14. At this point, what you have is “Tallah”, the beer upon which Tej is based. The honey is for added fermentation and for flavor. The drink isn’t called Tej till the honey is added and fermented. There will be plenty of sediment at the bottom of the bucket. It will look unappealing, like a thick pea soup.
15. Now strain the Tallah; use as fine a sieve as you have. This is a long and tedious process because of the great quantity of fine and coarse sediment. Allow the Tallah to settle for the rest of the day.
16. Siphon off the clear liquid and put into a clean bucket. You can drink the Tallah now if you wish, leaving some with which to make Tej.
17. Add honey to taste: I added 3 cups and it was on the sour side, although not unpleasantly so. Mrs. Makonen was concerned that I use good quality honey; her mother uses honey with the honeycomb still in it, as they did in Ethiopia. She says that some people prefer their Tej much sweeter.
18. Cover the bucket again, or put the Tej into a demijohn with an airlock. Either way, leave it 2-3 days.
The Tej is finally ready to drink.

Its taste is unique, somewhat like Western beer but more sour, with the Gesho and semolina cake tastes coming through. The color is a cloudy yellow, like pineapple juice. My vinometer says that it has 16% ABV; I can say that Tej packs a nice little punch
Note: if kept more than a day in the fridge, the Tej will turn green. Ethiopian grandmothers make Tej to be drunk young and not stored for the future.
Serve chilled, and after all that hard work, enjoy!
 
Hey, thanks for responding Dave,

I suspect you're right about Tej being a regional thing differing from place to place. The gentleman who instructed us said that most households brew and drink their own, so small surprise when the recipes differ.

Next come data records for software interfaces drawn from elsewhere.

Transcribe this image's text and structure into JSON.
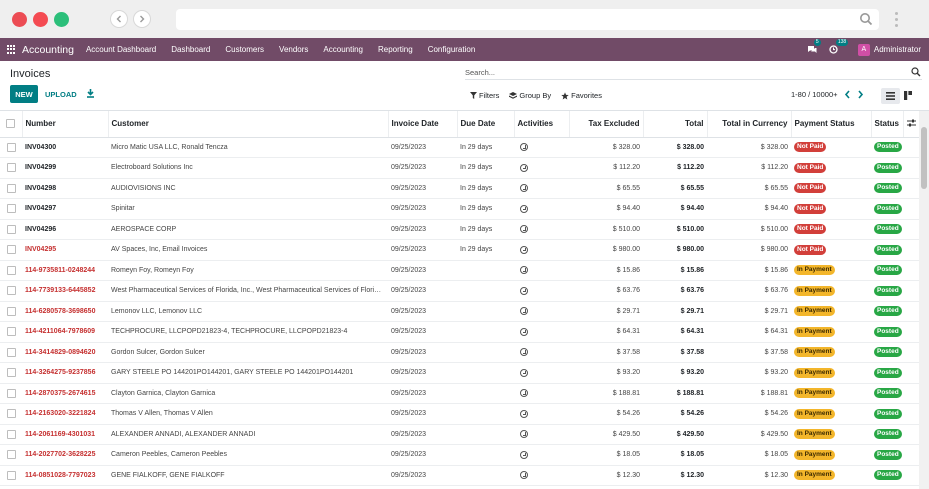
{
  "browser": {
    "dots": [
      "#ec4c54",
      "#f44b52",
      "#2cbf7a"
    ],
    "back_icon": "chevron-left-icon",
    "forward_icon": "chevron-right-icon"
  },
  "topnav": {
    "app_name": "Accounting",
    "menu": [
      "Account Dashboard",
      "Dashboard",
      "Customers",
      "Vendors",
      "Accounting",
      "Reporting",
      "Configuration"
    ],
    "messages_count": "5",
    "activities_count": "138",
    "user_initial": "A",
    "user_name": "Administrator",
    "bar_color": "#714b67"
  },
  "panel": {
    "title": "Invoices",
    "search_placeholder": "Search...",
    "new_label": "NEW",
    "upload_label": "UPLOAD",
    "filters_label": "Filters",
    "groupby_label": "Group By",
    "favorites_label": "Favorites",
    "pager": "1-80 / 10000+"
  },
  "table": {
    "headers": [
      "Number",
      "Customer",
      "Invoice Date",
      "Due Date",
      "Activities",
      "Tax Excluded",
      "Total",
      "Total in Currency",
      "Payment Status",
      "Status"
    ],
    "rows": [
      {
        "number": "INV04300",
        "customer": "Micro Matic USA LLC, Ronald Tencza",
        "invoice_date": "09/25/2023",
        "due_date": "In 29 days",
        "tax_excluded": "$ 328.00",
        "total": "$ 328.00",
        "total_currency": "$ 328.00",
        "payment_status": "Not Paid",
        "status": "Posted",
        "number_red": false
      },
      {
        "number": "INV04299",
        "customer": "Electroboard Solutions Inc",
        "invoice_date": "09/25/2023",
        "due_date": "In 29 days",
        "tax_excluded": "$ 112.20",
        "total": "$ 112.20",
        "total_currency": "$ 112.20",
        "payment_status": "Not Paid",
        "status": "Posted",
        "number_red": false
      },
      {
        "number": "INV04298",
        "customer": "AUDIOVISIONS INC",
        "invoice_date": "09/25/2023",
        "due_date": "In 29 days",
        "tax_excluded": "$ 65.55",
        "total": "$ 65.55",
        "total_currency": "$ 65.55",
        "payment_status": "Not Paid",
        "status": "Posted",
        "number_red": false
      },
      {
        "number": "INV04297",
        "customer": "Spinitar",
        "invoice_date": "09/25/2023",
        "due_date": "In 29 days",
        "tax_excluded": "$ 94.40",
        "total": "$ 94.40",
        "total_currency": "$ 94.40",
        "payment_status": "Not Paid",
        "status": "Posted",
        "number_red": false
      },
      {
        "number": "INV04296",
        "customer": "AEROSPACE CORP",
        "invoice_date": "09/25/2023",
        "due_date": "In 29 days",
        "tax_excluded": "$ 510.00",
        "total": "$ 510.00",
        "total_currency": "$ 510.00",
        "payment_status": "Not Paid",
        "status": "Posted",
        "number_red": false
      },
      {
        "number": "INV04295",
        "customer": "AV Spaces, Inc, Email Invoices",
        "invoice_date": "09/25/2023",
        "due_date": "In 29 days",
        "tax_excluded": "$ 980.00",
        "total": "$ 980.00",
        "total_currency": "$ 980.00",
        "payment_status": "Not Paid",
        "status": "Posted",
        "number_red": true
      },
      {
        "number": "114-9735811-0248244",
        "customer": "Romeyn Foy, Romeyn Foy",
        "invoice_date": "09/25/2023",
        "due_date": "",
        "tax_excluded": "$ 15.86",
        "total": "$ 15.86",
        "total_currency": "$ 15.86",
        "payment_status": "In Payment",
        "status": "Posted",
        "number_red": true
      },
      {
        "number": "114-7739133-6445852",
        "customer": "West Pharmaceutical Services of Florida, Inc., West Pharmaceutical Services of Florida, Inc.",
        "invoice_date": "09/25/2023",
        "due_date": "",
        "tax_excluded": "$ 63.76",
        "total": "$ 63.76",
        "total_currency": "$ 63.76",
        "payment_status": "In Payment",
        "status": "Posted",
        "number_red": true
      },
      {
        "number": "114-6280578-3698650",
        "customer": "Lemonov LLC, Lemonov LLC",
        "invoice_date": "09/25/2023",
        "due_date": "",
        "tax_excluded": "$ 29.71",
        "total": "$ 29.71",
        "total_currency": "$ 29.71",
        "payment_status": "In Payment",
        "status": "Posted",
        "number_red": true
      },
      {
        "number": "114-4211064-7978609",
        "customer": "TECHPROCURE, LLCPOPD21823-4, TECHPROCURE, LLCPOPD21823-4",
        "invoice_date": "09/25/2023",
        "due_date": "",
        "tax_excluded": "$ 64.31",
        "total": "$ 64.31",
        "total_currency": "$ 64.31",
        "payment_status": "In Payment",
        "status": "Posted",
        "number_red": true
      },
      {
        "number": "114-3414829-0894620",
        "customer": "Gordon Sulcer, Gordon Sulcer",
        "invoice_date": "09/25/2023",
        "due_date": "",
        "tax_excluded": "$ 37.58",
        "total": "$ 37.58",
        "total_currency": "$ 37.58",
        "payment_status": "In Payment",
        "status": "Posted",
        "number_red": true
      },
      {
        "number": "114-3264275-9237856",
        "customer": "GARY STEELE PO 144201PO144201, GARY STEELE PO 144201PO144201",
        "invoice_date": "09/25/2023",
        "due_date": "",
        "tax_excluded": "$ 93.20",
        "total": "$ 93.20",
        "total_currency": "$ 93.20",
        "payment_status": "In Payment",
        "status": "Posted",
        "number_red": true
      },
      {
        "number": "114-2870375-2674615",
        "customer": "Clayton Garnica, Clayton Garnica",
        "invoice_date": "09/25/2023",
        "due_date": "",
        "tax_excluded": "$ 188.81",
        "total": "$ 188.81",
        "total_currency": "$ 188.81",
        "payment_status": "In Payment",
        "status": "Posted",
        "number_red": true
      },
      {
        "number": "114-2163020-3221824",
        "customer": "Thomas V Allen, Thomas V Allen",
        "invoice_date": "09/25/2023",
        "due_date": "",
        "tax_excluded": "$ 54.26",
        "total": "$ 54.26",
        "total_currency": "$ 54.26",
        "payment_status": "In Payment",
        "status": "Posted",
        "number_red": true
      },
      {
        "number": "114-2061169-4301031",
        "customer": "ALEXANDER ANNADI, ALEXANDER ANNADI",
        "invoice_date": "09/25/2023",
        "due_date": "",
        "tax_excluded": "$ 429.50",
        "total": "$ 429.50",
        "total_currency": "$ 429.50",
        "payment_status": "In Payment",
        "status": "Posted",
        "number_red": true
      },
      {
        "number": "114-2027702-3628225",
        "customer": "Cameron Peebles, Cameron Peebles",
        "invoice_date": "09/25/2023",
        "due_date": "",
        "tax_excluded": "$ 18.05",
        "total": "$ 18.05",
        "total_currency": "$ 18.05",
        "payment_status": "In Payment",
        "status": "Posted",
        "number_red": true
      },
      {
        "number": "114-0851028-7797023",
        "customer": "GENE FIALKOFF, GENE FIALKOFF",
        "invoice_date": "09/25/2023",
        "due_date": "",
        "tax_excluded": "$ 12.30",
        "total": "$ 12.30",
        "total_currency": "$ 12.30",
        "payment_status": "In Payment",
        "status": "Posted",
        "number_red": true
      }
    ]
  },
  "colors": {
    "accent": "#017e84",
    "not_paid": "#d23f3a",
    "in_payment": "#f3b62b",
    "posted": "#28a745",
    "red_number": "#c53030"
  }
}
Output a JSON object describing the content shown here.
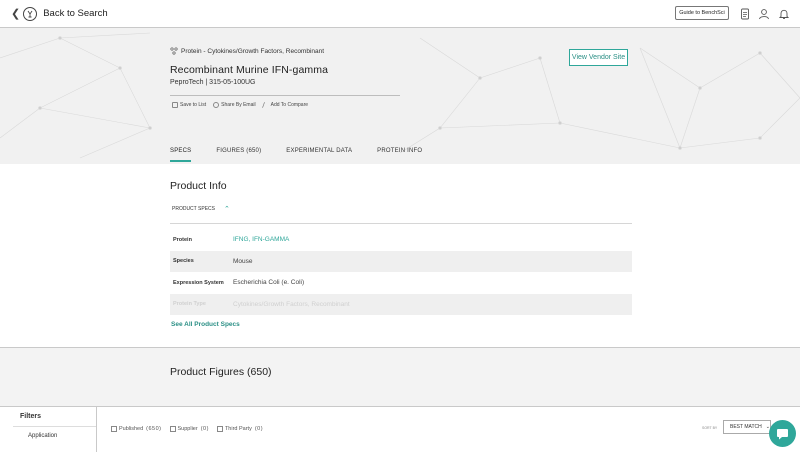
{
  "topbar": {
    "back_label": "Back to Search",
    "guide_label": "Guide to BenchSci",
    "icons": [
      "document-icon",
      "user-icon",
      "bell-icon"
    ]
  },
  "product": {
    "category": "Protein - Cytokines/Growth Factors, Recombinant",
    "title": "Recombinant Murine IFN-gamma",
    "vendor_line": "PeproTech | 315-05-100UG",
    "actions": [
      "Save to List",
      "Share By Email",
      "Add To Compare"
    ],
    "vendor_button": "View Vendor Site"
  },
  "tabs": [
    {
      "label": "SPECS",
      "active": true
    },
    {
      "label": "FIGURES (650)",
      "active": false
    },
    {
      "label": "EXPERIMENTAL DATA",
      "active": false
    },
    {
      "label": "PROTEIN INFO",
      "active": false
    }
  ],
  "product_info": {
    "title": "Product Info",
    "specs_toggle": "PRODUCT SPECS",
    "rows": [
      {
        "key": "Protein",
        "value": "IFNG, IFN-GAMMA"
      },
      {
        "key": "Species",
        "value": "Mouse"
      },
      {
        "key": "Expression System",
        "value": "Escherichia Coli (e. Coli)"
      },
      {
        "key": "Protein Type",
        "value": "Cytokines/Growth Factors, Recombinant"
      }
    ],
    "see_all": "See All Product Specs"
  },
  "figures": {
    "title": "Product Figures (650)"
  },
  "filters": {
    "title": "Filters",
    "application": "Application"
  },
  "chips": [
    {
      "label": "Published",
      "count": "(650)"
    },
    {
      "label": "Supplier",
      "count": "(0)"
    },
    {
      "label": "Third Party",
      "count": "(0)"
    }
  ],
  "sort": {
    "label": "SORT BY",
    "value": "BEST MATCH"
  },
  "colors": {
    "accent": "#2fa79a"
  }
}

I can also see sense in what you're saying about the alcohol level going up as you let it ferment for longer periods. That would be why he instructs us to store it in the fridge immediately upon bottling, to keep it from getting too strong and probably blowing the bottles with the released gases. If I get around to making a batch I'll take your advice and use a hydrometer to keep an eye on it until I think it's strong enough for my liking then refrigerate it (crash chilling, is that what it's called?) to stop any further fermentation.

As for the hands-in-fermenter method, I was a bit leery of that too, a spoon sounds good enough for lil' ol' me, as does an airlock. It seems stupid not to make use of gear you have handy if it's going to help keep the brew going smoothly. I'm not so traditional or recipe-rigid that I would let the poor brew suffer for it :)

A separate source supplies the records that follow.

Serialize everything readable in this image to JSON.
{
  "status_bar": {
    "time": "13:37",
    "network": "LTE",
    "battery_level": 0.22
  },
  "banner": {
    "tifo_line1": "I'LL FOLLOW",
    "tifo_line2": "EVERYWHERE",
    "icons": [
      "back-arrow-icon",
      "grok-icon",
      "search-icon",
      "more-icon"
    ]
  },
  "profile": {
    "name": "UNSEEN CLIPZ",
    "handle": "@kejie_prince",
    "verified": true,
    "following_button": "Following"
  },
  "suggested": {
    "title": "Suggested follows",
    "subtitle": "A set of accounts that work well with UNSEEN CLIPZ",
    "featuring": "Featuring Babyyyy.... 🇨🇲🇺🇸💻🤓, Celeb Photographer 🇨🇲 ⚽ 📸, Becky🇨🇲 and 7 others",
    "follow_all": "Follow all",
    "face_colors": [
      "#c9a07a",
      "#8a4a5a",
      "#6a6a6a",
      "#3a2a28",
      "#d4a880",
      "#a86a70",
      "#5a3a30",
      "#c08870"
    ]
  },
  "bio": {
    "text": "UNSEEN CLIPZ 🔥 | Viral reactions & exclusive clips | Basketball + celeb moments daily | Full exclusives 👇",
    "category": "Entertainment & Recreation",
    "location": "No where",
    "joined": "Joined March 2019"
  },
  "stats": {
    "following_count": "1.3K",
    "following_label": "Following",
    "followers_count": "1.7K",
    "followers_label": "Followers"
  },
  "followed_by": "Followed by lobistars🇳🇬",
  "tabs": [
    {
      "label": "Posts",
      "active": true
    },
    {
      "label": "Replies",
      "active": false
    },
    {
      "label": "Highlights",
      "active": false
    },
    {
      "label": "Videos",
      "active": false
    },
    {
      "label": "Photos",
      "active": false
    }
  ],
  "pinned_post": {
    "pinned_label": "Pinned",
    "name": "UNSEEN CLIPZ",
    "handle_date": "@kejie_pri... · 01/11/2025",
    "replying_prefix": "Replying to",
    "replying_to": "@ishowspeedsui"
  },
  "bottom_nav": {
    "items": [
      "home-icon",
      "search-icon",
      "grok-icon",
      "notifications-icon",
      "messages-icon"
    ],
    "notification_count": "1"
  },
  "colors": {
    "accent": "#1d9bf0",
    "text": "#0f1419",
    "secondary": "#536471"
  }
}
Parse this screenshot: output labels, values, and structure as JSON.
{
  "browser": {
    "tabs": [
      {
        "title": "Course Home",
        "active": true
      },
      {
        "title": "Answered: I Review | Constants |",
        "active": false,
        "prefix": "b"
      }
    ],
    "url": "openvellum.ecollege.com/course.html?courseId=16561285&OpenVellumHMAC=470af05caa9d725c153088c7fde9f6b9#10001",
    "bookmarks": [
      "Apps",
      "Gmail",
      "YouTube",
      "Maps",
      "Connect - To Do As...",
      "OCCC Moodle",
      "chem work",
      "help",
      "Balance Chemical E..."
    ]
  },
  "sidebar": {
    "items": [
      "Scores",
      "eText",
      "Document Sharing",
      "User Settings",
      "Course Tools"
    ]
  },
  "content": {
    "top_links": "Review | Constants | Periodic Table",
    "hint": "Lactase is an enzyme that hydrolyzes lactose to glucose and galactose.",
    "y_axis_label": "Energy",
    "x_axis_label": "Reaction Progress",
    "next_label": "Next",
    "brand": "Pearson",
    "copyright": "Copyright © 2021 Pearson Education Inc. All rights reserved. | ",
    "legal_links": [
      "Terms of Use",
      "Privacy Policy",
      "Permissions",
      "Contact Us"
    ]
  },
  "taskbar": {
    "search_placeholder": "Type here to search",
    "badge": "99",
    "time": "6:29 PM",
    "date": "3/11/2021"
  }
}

I have seen the recipe you posted before... but semolina flour? I have trouble wrapping my head around that, and I know that my Tej didn't go green from sitting in the fridge for a few weeks before I finally cracked and drank it all but as you say different recipes for different folks.

I will start with a small batch and if that is successful, I might try getting a run of small batches going so the cultures in the priming bottles can mature and get up to scratch.

I'm getting ahead of myself though, gotta wait for my kit to free up before I can even consider doing anything new.